Destinati a breve a difendere il loro paese questi giovani si trovano a trascorre insieme tre giorni per una missione prevista dal servizio nazionale delle future reclute. E in questo luogo sotto la guida dell’istruttore Yigal, un soldato magro con la kippà in testa che proviene dall’Istituto agricolo di Pardes Hana, hanno il compito piantare eucalipti, utili a nascondere il campo agli aerei nemici. L’aggregazione che inevitabilmente si crea anche con altri giovani non è scevra da conflitti, inimicizie e incomprensioni che come in qualsiasi società fanno parte del bagaglio di crescita di ogni giovane adolescente che si affaccia alla vita ma che certamente in un luogo come Israele ha ben altra pregnanza. Questo percorso di crescita comporta per i protagonisti del racconto alcune metamorfosi sconcertanti: la maturazione di Eli, la presa di coscienza di Arik, la rivelazione della sua femminilità per Noemi e una trasformazione sbalorditiva per Pessach che da giovane insignificante diventa oggetto di attrazione per molte ragazze fino ad un epilogo drammatico e inquietante.
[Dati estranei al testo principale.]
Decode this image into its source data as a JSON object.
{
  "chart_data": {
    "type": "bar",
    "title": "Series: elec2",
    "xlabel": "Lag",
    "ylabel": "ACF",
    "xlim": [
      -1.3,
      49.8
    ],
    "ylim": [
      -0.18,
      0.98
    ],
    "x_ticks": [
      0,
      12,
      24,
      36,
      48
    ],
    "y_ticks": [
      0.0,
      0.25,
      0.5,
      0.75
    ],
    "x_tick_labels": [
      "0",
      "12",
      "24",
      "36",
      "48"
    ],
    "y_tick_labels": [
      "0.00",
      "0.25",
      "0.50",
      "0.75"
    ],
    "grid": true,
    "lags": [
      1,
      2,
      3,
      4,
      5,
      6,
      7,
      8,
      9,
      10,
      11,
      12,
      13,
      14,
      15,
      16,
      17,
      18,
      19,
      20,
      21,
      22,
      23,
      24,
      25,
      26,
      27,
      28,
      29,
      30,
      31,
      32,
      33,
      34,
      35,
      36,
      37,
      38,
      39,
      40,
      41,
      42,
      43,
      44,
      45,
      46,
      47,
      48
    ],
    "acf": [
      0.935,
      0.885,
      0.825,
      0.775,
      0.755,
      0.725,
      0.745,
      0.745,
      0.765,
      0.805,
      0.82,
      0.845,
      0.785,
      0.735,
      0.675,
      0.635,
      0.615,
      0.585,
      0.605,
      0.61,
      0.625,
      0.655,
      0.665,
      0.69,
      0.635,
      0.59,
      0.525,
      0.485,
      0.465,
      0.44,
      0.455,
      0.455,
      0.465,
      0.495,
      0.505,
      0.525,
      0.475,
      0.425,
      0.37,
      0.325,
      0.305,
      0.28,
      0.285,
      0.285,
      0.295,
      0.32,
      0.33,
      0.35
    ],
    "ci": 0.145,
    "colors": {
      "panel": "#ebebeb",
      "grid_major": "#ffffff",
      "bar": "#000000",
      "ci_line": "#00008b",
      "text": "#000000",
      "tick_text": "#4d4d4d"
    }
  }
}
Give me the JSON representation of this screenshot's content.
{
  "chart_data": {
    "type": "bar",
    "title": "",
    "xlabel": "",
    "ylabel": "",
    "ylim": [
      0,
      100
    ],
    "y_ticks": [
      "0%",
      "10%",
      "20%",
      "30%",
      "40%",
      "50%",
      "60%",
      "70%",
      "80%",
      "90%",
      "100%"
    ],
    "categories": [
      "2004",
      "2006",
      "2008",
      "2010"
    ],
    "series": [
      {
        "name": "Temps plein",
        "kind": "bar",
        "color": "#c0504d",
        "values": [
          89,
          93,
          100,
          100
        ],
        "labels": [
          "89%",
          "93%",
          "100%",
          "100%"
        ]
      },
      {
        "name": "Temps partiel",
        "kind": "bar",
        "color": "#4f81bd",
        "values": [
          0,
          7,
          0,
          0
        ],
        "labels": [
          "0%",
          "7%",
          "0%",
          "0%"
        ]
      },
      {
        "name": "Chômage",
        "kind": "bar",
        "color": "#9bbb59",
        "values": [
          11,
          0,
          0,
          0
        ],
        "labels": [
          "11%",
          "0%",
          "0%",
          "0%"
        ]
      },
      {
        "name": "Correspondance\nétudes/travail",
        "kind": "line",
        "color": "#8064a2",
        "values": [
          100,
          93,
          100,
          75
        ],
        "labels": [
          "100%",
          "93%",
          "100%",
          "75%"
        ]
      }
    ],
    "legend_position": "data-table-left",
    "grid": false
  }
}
Interprete magistrale dei moti dell’anima, con uno stile nitido e semplice, lo sguardo di Kenaz si posa con rara capacità introspettiva sul mondo degli adolescenti mettendone in rilievo le contraddizioni e inoltrandosi nelle loro difficoltà e nelle loro chiusure per mostrarci la generosità e le grandezze di cui sono capaci. Perché “ascoltare” e interpretare le inquietudini dei giovani è anche un modo per capire noi stessi.
Quest’ultima opera di Kenaz si legge d’un fiato, nonostante la prosa sia di tale ricchezza ed eleganza lessicale, tale minuzia nel descrivere la psicologia dei protagonisti, tale finezza descrittiva che non resta che rileggerlo per assaporare nuovamente pagina dopo pagina gli innumerevoli dettagli che lo rendono memorabile.
Si esce dalla lettura di questo libro ammaliati, colpiti nel profondo e decisamente arricchiti.